The Cognitive Transformation of AI-assisted Interfaces

Historically, lasting cognitive technologies have been invented only rarely. But modern computers are a meta-medium enabling the rapid invention of many new cognitive technologies. Consider a relatively banal example, such as Photoshop. Adept Photoshop users routinely have formerly impossible thoughts such as: “let’s apply the clone stamp to the such-and-such layer.”. That’s an instance of a more general class of thought: “computer, [new type of action] this [new type of representation for a newly imagined class of object]”. When that happens, we’re using computers to expand the range of thoughts we can think.
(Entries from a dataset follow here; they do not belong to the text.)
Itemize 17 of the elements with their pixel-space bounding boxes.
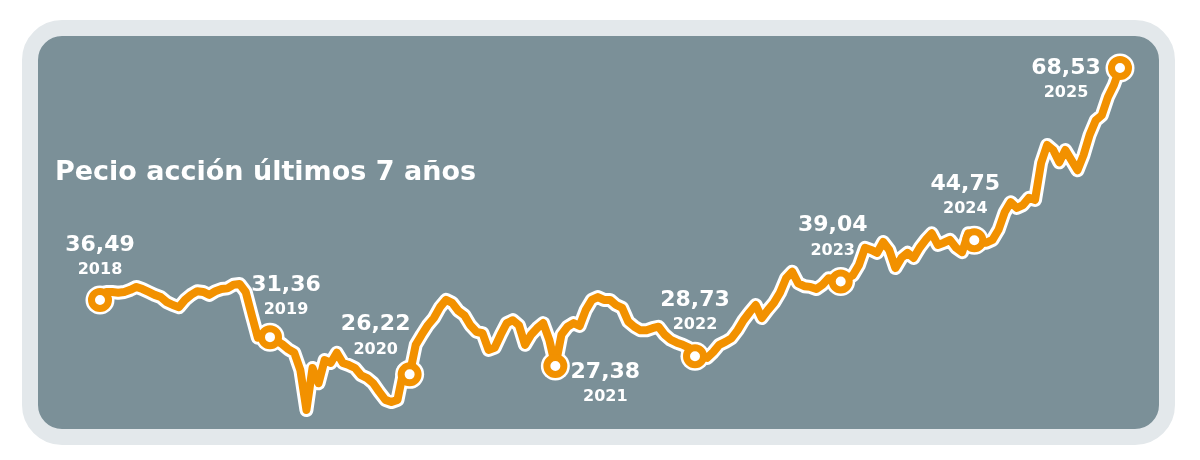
data-label: 36,49	[65, 230, 135, 256]
text: Pecio acción últimos 7 años	[55, 155, 477, 187]
data-label: 68,53	[1031, 53, 1101, 79]
annotation: 2020	[353, 338, 398, 358]
data-label: 39,04	[797, 211, 868, 237]
data-label: 27,38	[570, 357, 641, 383]
data-label: 26,22	[340, 310, 411, 336]
data-label: 28,73	[660, 285, 730, 311]
annotation: 2019	[263, 299, 309, 319]
data-label: 44,75	[930, 169, 1001, 195]
annotation: 2023	[810, 239, 855, 259]
annotation: 2024	[943, 198, 988, 218]
data-label: 31,36	[251, 270, 321, 296]
annotation: 2018	[77, 259, 123, 279]
annotation: 2022	[672, 314, 718, 334]
annotation: 2021	[583, 386, 628, 406]
annotation: 2025	[1043, 82, 1089, 102]
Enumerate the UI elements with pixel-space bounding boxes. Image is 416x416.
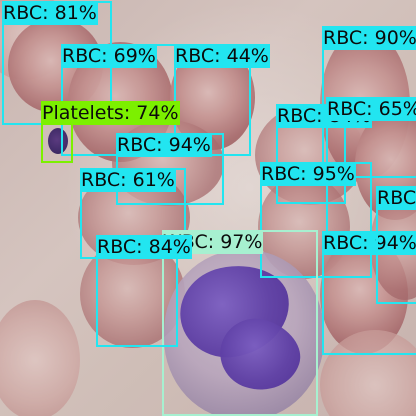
- red-blood-cell: [320, 330, 416, 416]
- platelet: [48, 128, 68, 154]
- red-blood-cell: [0, 300, 80, 416]
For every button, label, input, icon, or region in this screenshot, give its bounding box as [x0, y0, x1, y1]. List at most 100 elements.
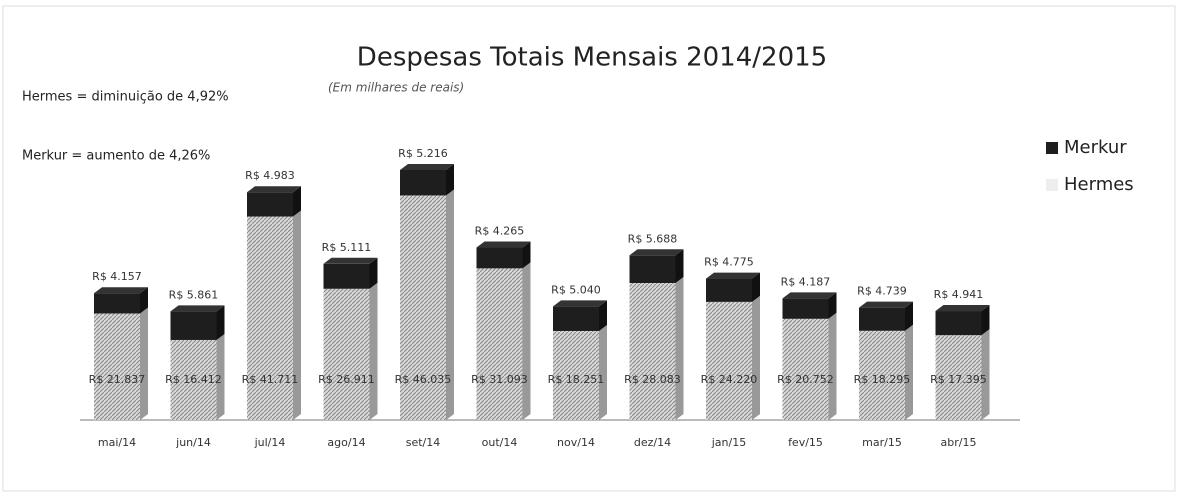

It’s this kind of cognitive transformation model which underlies much of the deepest work on intelligence augmentation. Rather than outsourcing cognition, it’s about changing the operations and representations we use to think; it’s about changing the substrate of thought itself. And so while cognitive outsourcing is important, this cognitive transformation view offers a much more profound model of intelligence augmentation. It’s a view in which computers are a means to change and expand human thought itself.

Fascinating idea. I was particularly inspired by the landscape drawing example from the article. I am deeply interested in the merge of AI and the Arts.

Feynman’s diagrams, Picasso’s paintings, Stravinsky’s music: all revealed genuinely new ways of making meaning. Good representations sharpen up such insights, eliding the familiar to show that which is new as vividly as possible. But because of that emphasis on unfamiliarity, the representation will seem strange: it shows relationships you’ve never seen before. In some sense, the task of the designer is to identify that core strangeness, and to amplify it as much as possible.

The idea that computes can interpret our intentions and map those to artistic representations is mind boggling. Physically painting a landscape, an artist in the future might just have an idea. The computer would then interpret the idea and create a representation much more detailed than any human ever could (and faster).

That is the kind of Intelligence augmentation this article talks about, and it is an incredible source of potential for humanity.

I had too much stuff. My machines came from too far away. — Richard Feynman Reflecting on the failure of his presentation on April 1948.